Unfortunately, I didn't have time to check if my suggestions would work "out-of-the-box" when fully applied, as I am on the go.
I hope this helps!
Best, Michal
@majkamichal that’s awesome, thanks so much! I’ll get this integrated asap! 🙏🙏🙏
@majkamichal even faster way to add the class priors to the rows of the log likelihoods matrix is to use column recycling on the transposed matrix:
library(microbenchmark)
rows <- 100000
nclass <- 2
M <- matrix(rnorm(rows * nclass), ncol = nclass, nrow = rows)

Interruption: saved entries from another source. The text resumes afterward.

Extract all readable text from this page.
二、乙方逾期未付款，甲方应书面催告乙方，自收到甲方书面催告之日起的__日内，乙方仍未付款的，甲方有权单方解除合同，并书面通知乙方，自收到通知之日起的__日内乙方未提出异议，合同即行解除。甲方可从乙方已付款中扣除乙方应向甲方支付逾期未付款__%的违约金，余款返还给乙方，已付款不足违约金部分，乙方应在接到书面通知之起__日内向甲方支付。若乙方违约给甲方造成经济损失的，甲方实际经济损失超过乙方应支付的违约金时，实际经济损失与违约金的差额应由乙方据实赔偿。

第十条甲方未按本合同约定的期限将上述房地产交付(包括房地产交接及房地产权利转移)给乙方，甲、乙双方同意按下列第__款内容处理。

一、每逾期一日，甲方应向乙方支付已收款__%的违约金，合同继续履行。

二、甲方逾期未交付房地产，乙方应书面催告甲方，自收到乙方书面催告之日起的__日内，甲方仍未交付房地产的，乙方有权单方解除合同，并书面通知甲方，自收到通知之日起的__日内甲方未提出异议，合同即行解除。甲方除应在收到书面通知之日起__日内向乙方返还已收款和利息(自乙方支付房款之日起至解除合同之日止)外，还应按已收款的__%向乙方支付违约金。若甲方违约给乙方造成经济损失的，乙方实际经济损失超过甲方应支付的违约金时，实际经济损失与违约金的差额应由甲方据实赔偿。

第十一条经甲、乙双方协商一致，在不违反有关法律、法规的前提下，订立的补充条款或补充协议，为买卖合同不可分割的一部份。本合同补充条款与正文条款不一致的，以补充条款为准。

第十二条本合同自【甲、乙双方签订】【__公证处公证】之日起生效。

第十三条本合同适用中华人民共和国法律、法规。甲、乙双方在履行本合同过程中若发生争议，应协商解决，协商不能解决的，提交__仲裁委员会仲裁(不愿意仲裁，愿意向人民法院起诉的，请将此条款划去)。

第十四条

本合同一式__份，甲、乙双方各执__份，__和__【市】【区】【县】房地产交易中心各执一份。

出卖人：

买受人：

M_new <- matrix(nrow = rows, ncol = nclass)
p <- seq_len(nclass) * 100
microbenchmark::microbenchmark(
current = t(apply(M, 1, "+", p)),
proposed = {
for (i in seq_along(p)) M_new[, i] <- M[, i] + p[i]
M_new
},
mat = t(t(M) + p), # uses column recycling
check = "equal"
)
## Unit: milliseconds
## expr min lq mean median uq max neval
## current 81.378103 92.044730 103.066693 96.044443 109.108772 157.696809 100
## proposed 2.685612 3.117284 3.689511 3.253839 3.536924 9.458964 100
## mat 1.138189 1.237222 1.554418 1.280898 1.406442 7.142249 100
@kbenoit Ahhh now I remember why I decided to use a for-loop instead of transpositions + recycling (I used the latter method in the general predict.naive_bayes
function (it has a different design) till I found a more efficient solution.). The loop scales a bit better when there is a big number of row as well as columns (classes) - this was the reason why I went for it in specialized predict functions. However, most of classification is done with 2 classes and the advantage is never seen. I will also use transposition method. Thanks!
Solves #3.
Improves efficiency and streamlines the code of
textmodel_nb()
, including a bug fix affecting the smoothing denominator when the number of classes was > 2.Also adds a vignette that compares performance, and will be expanded later to include other models (svmlin for instance).